Gryphon absolutely adores my terrier (Bruce), and vice versa.

Gryphon obviously has a lot more energy then the little guy, and while he does insist on harassing Bruce even after Bruce is obviously "done" with playing I deem the rough housing and enthusiastic playing to be normal puppy behaviour. 

I also assume that it's normal to make a few mistakes, pull too hard, or chomp a bit too hard occasionally. 

I supervise them when they play, and for the most part it never escalates beyond good old goofing and respectful 'roughing.' 

What concerns me is that Gryphon has actually made Bruce bleed three times now, and all three times that he has done this Bruce has cried and Gryphon did NOT let go or relent-he just kept tearing into him. 

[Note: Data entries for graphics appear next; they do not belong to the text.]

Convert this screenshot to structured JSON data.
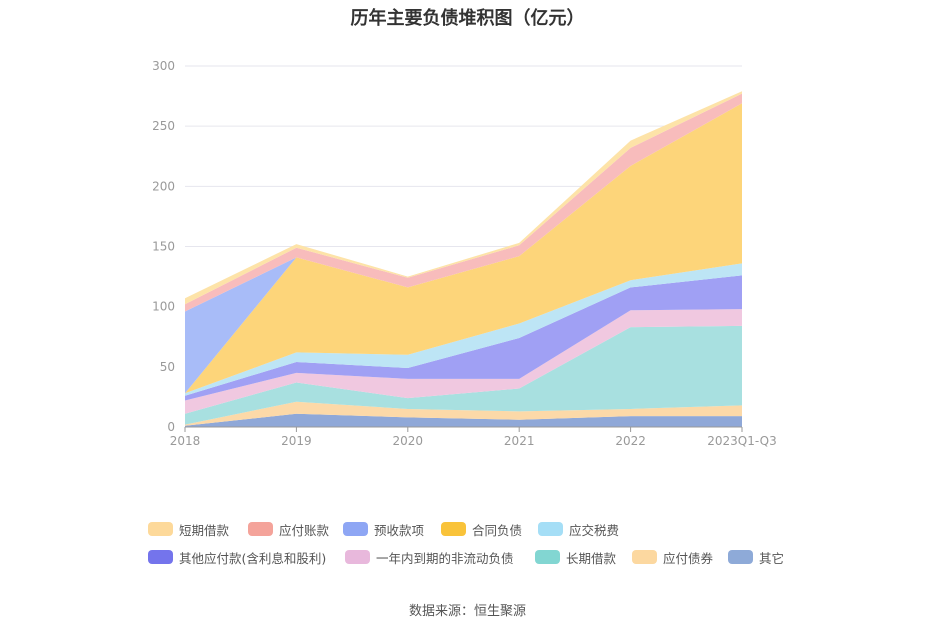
{
  "title": "历年主要负债堆积图（亿元）",
  "source": "数据来源：恒生聚源",
  "chart_data": {
    "type": "area",
    "stacked": true,
    "title": "历年主要负债堆积图（亿元）",
    "categories": [
      "2018",
      "2019",
      "2020",
      "2021",
      "2022",
      "2023Q1-Q3"
    ],
    "ylim": [
      0,
      300
    ],
    "yticks": [
      0,
      50,
      100,
      150,
      200,
      250,
      300
    ],
    "grid": true,
    "legend_position": "bottom",
    "series": [
      {
        "name": "其它",
        "color": "#8fa8d8",
        "values": [
          1,
          11,
          8,
          6,
          9,
          9
        ]
      },
      {
        "name": "应付债券",
        "color": "#fcd9a8",
        "values": [
          1,
          10,
          7,
          7,
          6,
          9
        ]
      },
      {
        "name": "长期借款",
        "color": "#a8e0e0",
        "values": [
          9,
          16,
          9,
          19,
          68,
          66
        ]
      },
      {
        "name": "一年内到期的非流动负债",
        "color": "#f0c8e0",
        "values": [
          11,
          8,
          16,
          8,
          14,
          14
        ]
      },
      {
        "name": "其他应付款(含利息和股利)",
        "color": "#a0a0f4",
        "values": [
          4,
          9,
          9,
          34,
          19,
          28
        ]
      },
      {
        "name": "应交税费",
        "color": "#bde5f5",
        "values": [
          2,
          8,
          11,
          12,
          6,
          10
        ]
      },
      {
        "name": "合同负债",
        "color": "#fdd57a",
        "values": [
          0,
          79,
          56,
          56,
          95,
          133
        ]
      },
      {
        "name": "预收款项",
        "color": "#a8bcf8",
        "values": [
          68,
          0,
          0,
          0,
          0,
          0
        ]
      },
      {
        "name": "应付账款",
        "color": "#f8bcbc",
        "values": [
          6,
          8,
          8,
          9,
          15,
          8
        ]
      },
      {
        "name": "短期借款",
        "color": "#fde3a8",
        "values": [
          5,
          3,
          1,
          2,
          6,
          2
        ]
      }
    ]
  },
  "legend": {
    "items": [
      {
        "label": "短期借款",
        "color": "#fdd99a"
      },
      {
        "label": "应付账款",
        "color": "#f4a39a"
      },
      {
        "label": "预收款项",
        "color": "#8ea6f4"
      },
      {
        "label": "合同负债",
        "color": "#f9c33a"
      },
      {
        "label": "应交税费",
        "color": "#a5def6"
      },
      {
        "label": "其他应付款(含利息和股利)",
        "color": "#7474ec"
      },
      {
        "label": "一年内到期的非流动负债",
        "color": "#e8b8dc"
      },
      {
        "label": "长期借款",
        "color": "#82d6d2"
      },
      {
        "label": "应付债券",
        "color": "#fcd8a0"
      },
      {
        "label": "其它",
        "color": "#8eaad8"
      }
    ]
  }
}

From my experiences this is not normal, usually they let go and back off if they've hurt the other one, even for a second, but he will just latch on while Bruce cries. Bruce is a tough little cookie, and he endures a lot, he only cries when skin is punctured by the looks of things, and he does not return the punishment.

So my question is: is this normal in your personal experience for a puppy to behave this way, and what would you do about this behaviour to limit injury?

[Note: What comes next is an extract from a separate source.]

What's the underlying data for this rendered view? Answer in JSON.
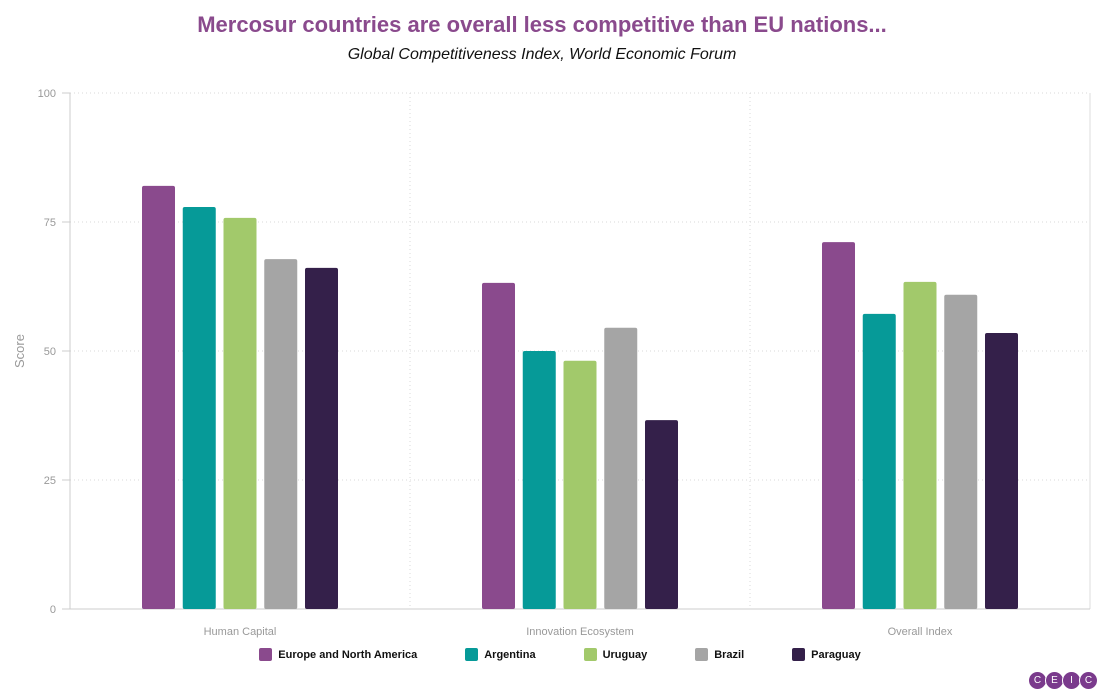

Is he not learning because Bruce is too kind to return the 'bite'?

Should I be concerned? I am, honestly. Not worried about the playing, but worried that when he hurts him he doesn't back off.


----------



## neVar (Dec 25, 2009)

how old was G when heleft the litter? 

It sounds to me like poodle needs some work on calming down- playing rough enough that there is blood- is a step beyond playing IMO- and is possibly a more dominant "GRRR im the boss" type thing- which can easily build out of play. 

At this time i would probably keep play times short- my poodle does this with my puppy- sometimes she just gets over the top and rolls my puppy (Puppy is 8 month Aussie BTW- but fairly 'soft" to the poodle) I keep their play times short. 

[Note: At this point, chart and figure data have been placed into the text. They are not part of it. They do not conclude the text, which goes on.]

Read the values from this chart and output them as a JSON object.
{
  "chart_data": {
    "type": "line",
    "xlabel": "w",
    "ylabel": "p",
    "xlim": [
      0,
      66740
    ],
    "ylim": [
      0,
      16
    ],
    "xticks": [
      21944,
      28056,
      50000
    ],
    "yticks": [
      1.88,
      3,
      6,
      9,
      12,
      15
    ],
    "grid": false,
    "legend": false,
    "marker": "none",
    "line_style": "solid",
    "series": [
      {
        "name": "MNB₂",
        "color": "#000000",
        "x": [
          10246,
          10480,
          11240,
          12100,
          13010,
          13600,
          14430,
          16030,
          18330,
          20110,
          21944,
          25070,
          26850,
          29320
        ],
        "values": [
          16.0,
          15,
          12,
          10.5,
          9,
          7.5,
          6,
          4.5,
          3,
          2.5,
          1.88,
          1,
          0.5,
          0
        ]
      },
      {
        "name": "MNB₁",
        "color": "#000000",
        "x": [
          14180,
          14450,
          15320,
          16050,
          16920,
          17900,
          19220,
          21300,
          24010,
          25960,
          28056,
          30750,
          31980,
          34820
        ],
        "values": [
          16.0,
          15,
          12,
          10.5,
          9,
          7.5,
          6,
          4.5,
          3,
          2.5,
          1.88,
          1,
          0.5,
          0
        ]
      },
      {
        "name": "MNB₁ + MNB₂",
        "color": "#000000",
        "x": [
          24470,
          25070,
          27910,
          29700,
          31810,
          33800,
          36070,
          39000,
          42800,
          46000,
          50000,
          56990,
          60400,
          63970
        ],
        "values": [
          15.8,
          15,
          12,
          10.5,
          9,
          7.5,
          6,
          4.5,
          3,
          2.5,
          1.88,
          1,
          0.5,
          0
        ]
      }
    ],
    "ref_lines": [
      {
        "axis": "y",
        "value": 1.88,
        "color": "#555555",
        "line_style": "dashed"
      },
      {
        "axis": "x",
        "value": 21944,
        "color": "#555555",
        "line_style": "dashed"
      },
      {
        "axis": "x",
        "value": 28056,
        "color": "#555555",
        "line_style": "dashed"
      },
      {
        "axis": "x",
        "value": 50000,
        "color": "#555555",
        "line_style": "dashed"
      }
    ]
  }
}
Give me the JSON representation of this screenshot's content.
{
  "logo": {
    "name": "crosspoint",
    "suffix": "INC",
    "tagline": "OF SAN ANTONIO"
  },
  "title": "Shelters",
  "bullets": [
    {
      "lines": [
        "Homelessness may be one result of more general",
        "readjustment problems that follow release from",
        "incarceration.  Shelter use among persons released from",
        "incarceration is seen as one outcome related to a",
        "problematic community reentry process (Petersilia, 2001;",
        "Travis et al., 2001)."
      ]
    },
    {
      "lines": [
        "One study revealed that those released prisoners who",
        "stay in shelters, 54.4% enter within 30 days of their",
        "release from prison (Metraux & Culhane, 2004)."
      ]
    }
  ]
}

When G starts ramping up id call him off and give another toy to each dog (Kong filled with goodies) to distract and teach Play- get excited- CALM into a behavior. 

you could also lookinto some calming behavior work - good things for any dog to learn- such as Control Unleashed and Click to Calm


----------



## msminnamouse (Nov 4, 2010)

Great advice from NeVar. It also sounds like he may have never learned bite inhibition, or maybe he has but he's just getting over stimulated and he forgets.

I'd recommend the same thing that I do for overly rough mouthing with humans. 

Keep a toy handy at all times to redirect him onto it. When you see that his biting is getting too rough, redirect him onto the toy and praise him to teach him that he's doing the right thing by taking out his hard biting urges on the toy. In time, and with encouragement and reinforcement, he'll learn that a toy is the appropriate outlet for that kind of biting. Gentle biting play is appropriate for playmates. You'll need to have toys available for him to self-redirect onto when the biting urges take over. 

If they squabble over toys left out, this is the time to work on that, or keep them available for you to hand him every time.


----------



## MaryLynn (Sep 8, 2012)

neVar said:


> how old was G when heleft the litter?
> 
> It sounds to me like poodle needs some work on calming down- playing rough enough that there is blood- is a step beyond playing IMO- and is possibly a more dominant "GRRR im the boss" type thing- which can easily build out of play.
> 
> ...


I suspect that my puppy was separated before the breeder states that they were, I did not suspect this until after I had gotten him-he has other behaviours that lead me to think he did not get socialized by mom/litter mates very well. While I bought him under the impression he had the correct start, I am very unsure that this is the case. I suspect he was removed from the mother during weaning. All that aside, he is very calm all the time except when he plays with Bruce. 
I do my best to separate the play, or distract it once Gryphon starts putting the terrier in his mouth, but of course there are so many recommendations out there that some mouth is okay, some say it isn't so I appreciate your personal account. I just want to make sure that I am not hurting the situation, I guess I just want to know is if I separate them too much am I inhibiting the learning process he may not have gotten?

I am going to start working on "calm" with him, which I will of course need Bruce's help with, since he doesn't get excited very much otherwise.


----------



## lily cd re (Jul 23, 2012)

I think I agree with neVar and msminnamouse that this is too much. I also agree that redirecting Gryphon when he gets over the top is probably the best strategy. Lily definitely thinks she can give Peeves behavior corrections. She has never drawn blood, but we don't like letting her think she can tell him what to do. Example, they are both called inside from the yard. She comes in right away and he often can be stubborn about it. I will stand at the door with him looking at me like no I really don't want to come in. If Lily is near the door when he finally does come in she will grab him by the scruff of the neck and drag him the rest of the way into the house. We deal with this through redirects. If she has come in before him, I put her on a sit or down stay away from the door. She has something useful to do and he crosses the threshold in peace.


----------